Subject Area
Positioning in International Organisations and Conflicts
Recent research on the history of international organisations and the reordering of the world after the »great«—hot and cold—wars of the 20th century have expanded both the long-dominating focus on the bipolarity of the East-West conflict and the traditionally state-centred perspective. Increasingly, questions about the concerns, positioning and spheres of agency of actors from across the world, as well as their numerous national, state, political and professional affiliations, are taking centre stage.
It is within this framework that this subject area studies the broad spectrum of East European participation in international and regional organisations, which from the late 19th century had developed into both hubs for interactions as well as central arenas for regulating cross-border problems and conflict constellations. Examining new global entanglements in the wake of international conflicts, this thematic area also investigates what East European expertise developed which enabled to address the global nature of regional problems and what capacities of reading globality could be accessed in solving them in supra-regional manners.
Research Subjects
Affinities to Putin's Russia in East-Central Europe
Following geopolitical developments in Eastern Europe - like the annexation of Crimea in 2014 – different attitudes towards the Russian Federation can be observed. The project aims to investigate the relationship of the Visegrad societies with Putin's Russia as result of socio-historical processes, current national interests, and changes in domestic political landscape.
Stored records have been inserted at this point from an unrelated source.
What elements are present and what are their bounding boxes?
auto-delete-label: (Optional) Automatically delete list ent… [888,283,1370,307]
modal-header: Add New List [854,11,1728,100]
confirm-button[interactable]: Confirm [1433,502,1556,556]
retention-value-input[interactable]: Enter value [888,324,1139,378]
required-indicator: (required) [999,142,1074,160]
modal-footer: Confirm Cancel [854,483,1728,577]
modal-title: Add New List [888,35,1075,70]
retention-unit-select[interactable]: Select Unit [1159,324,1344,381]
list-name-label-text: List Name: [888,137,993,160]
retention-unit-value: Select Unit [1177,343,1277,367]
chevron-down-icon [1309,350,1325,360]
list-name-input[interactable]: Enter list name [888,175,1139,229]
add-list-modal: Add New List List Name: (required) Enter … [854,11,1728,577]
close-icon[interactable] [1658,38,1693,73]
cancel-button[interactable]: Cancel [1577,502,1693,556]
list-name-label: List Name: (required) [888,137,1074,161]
Citizenship in the Border Regions of the Russian Empire
This project examines the introduction of Russian citizenship politics in the provinces (oblasts) of Kars and Batum, granted to Russia through the Treaty of Berlin. On the one hand, it studies how different religious and ethnic groups dealt with this shift and the Russian administration; on the other, it examines how transregional and transimperial connections and mobilities shaped the Russian governance’s functioning.
Comecon and the Global Economic Order
This section examines the European Comecon states’ economic relations to countries of the Global South, East-European companies’ operations in the European and global transportation markets as well as the political and scientific efforts to alter the global economic order.
Eastern Europe’s Turns and Shifts in Attempts at New Global Alignments
These researches aim at reconstructing and explaining how the upheavals observable in Eastern Europe in the century following World War I—from the post-imperial turn, followed by a Communist shift, to the post-socialist turn, followed by a populist shift—shaped attempts at politically realigning the world.
Expertise in the International Sphere
Under this thematic focus Polish experts are examined who held key positions in the administrations of the League of Nations and the United Nations and coupled these with their (trans-)regional connections to pursue alternative political agendas which aimed at reshaping international politics.